Recently, Hanjin Shipping Co. has filed for chapter 15 bankruptcy with the US Bankruptcy Court as well as the equivalent of chapter 11 in South Korea. This filing came following 13 ships, that were either leased or owned by Hanjin, being seized by creditors or turned away from ports. Many terminals refused to unload cargo out of fear of not getting paid. This has resulted in up to $14 billion of cargo being stranded at sea, and has made South Korea and U.S. responsible for navigating this delicate situation.
While one of their shareholders has agreed to lend them $54 million, intended to aid Hanjin in their negotiating for unloading ships that are still in route to U.S. ports. Many ports have opted to deny Hanjin from port access until all of Hanjin’s port charges are paid in advance. Hanjin vessels are experiencing ad hoc decisions at ports around the world. Some ships are being seized by creditors, some are refused portage, and others are experiencing non-Hanjin cargo being unloaded as normal, while the Hanjin cargo is reloaded and refused attention.
As this bankruptcy impacts the Asia to US market, we are finding that many low price contracts are being over-looked in deference to higher priced FAK rated containers and shippers. This is resulting in an overall lack of organization and many ad hoc bookings and pricings. This has resulted in accurate information being difficult to find and manage.
At TOC Logistics, we are in constant contact with our clients and destination plants providing status updates, exploring our options, and making quick decisions to provide efficiency and transparency. Based on the commentary from market leaders and the legal commentary on the realities of this bankruptcy at a global level, it could be possible that access to a product could take as long as 60 days. It is TOC’s position to do everything possible to avoid that scenario, which has, so far, been successful due to our ability to work with our vested partners and ports authorities. As this situation is constantly evolving, the team at TOC is working hard to stay engaged with with our carriers to keep our clients’ supply chains as protected as possible.

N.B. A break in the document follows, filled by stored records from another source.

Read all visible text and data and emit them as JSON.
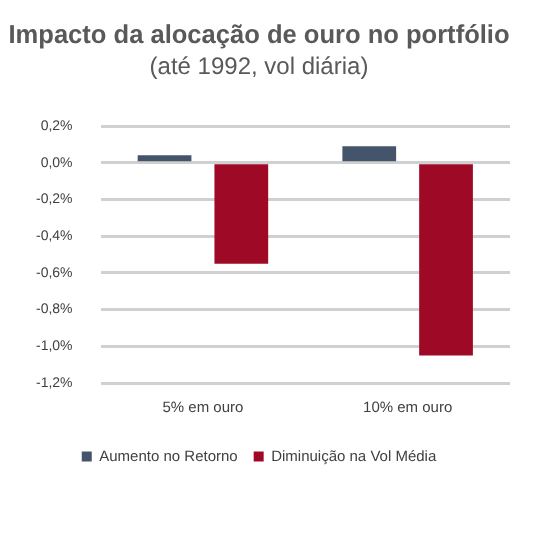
{
  "chart_data": {
    "type": "bar",
    "title": "Impacto da alocação de ouro no portfólio",
    "subtitle": "(até 1992, vol diária)",
    "categories": [
      "5% em ouro",
      "10% em ouro"
    ],
    "series": [
      {
        "name": "Aumento no Retorno",
        "color": "#44546a",
        "values": [
          0.04,
          0.09
        ]
      },
      {
        "name": "Diminuição na Vol Média",
        "color": "#9e0a26",
        "values": [
          -0.55,
          -1.05
        ]
      }
    ],
    "ylim": [
      -1.2,
      0.2
    ],
    "yticks": [
      {
        "value": -1.2,
        "label": "-1,2%"
      },
      {
        "value": -1.0,
        "label": "-1,0%"
      },
      {
        "value": -0.8,
        "label": "-0,8%"
      },
      {
        "value": -0.6,
        "label": "-0,6%"
      },
      {
        "value": -0.4,
        "label": "-0,4%"
      },
      {
        "value": -0.2,
        "label": "-0,2%"
      },
      {
        "value": 0,
        "label": "0,0%"
      },
      {
        "value": 0.2,
        "label": "0,2%"
      }
    ],
    "grid": "y",
    "legend": "bottom"
  }
}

During this time, TOC recommends that all impacted parties stay in contact and engage with their account representative to keep communication pathways open for creating flexible solutions to potential problems. There are many alternative methods and modes available, and logistics organizations throughout the world are working diligently to protect their clients and help clear out the logjam that the Hanjin bankruptcy has created.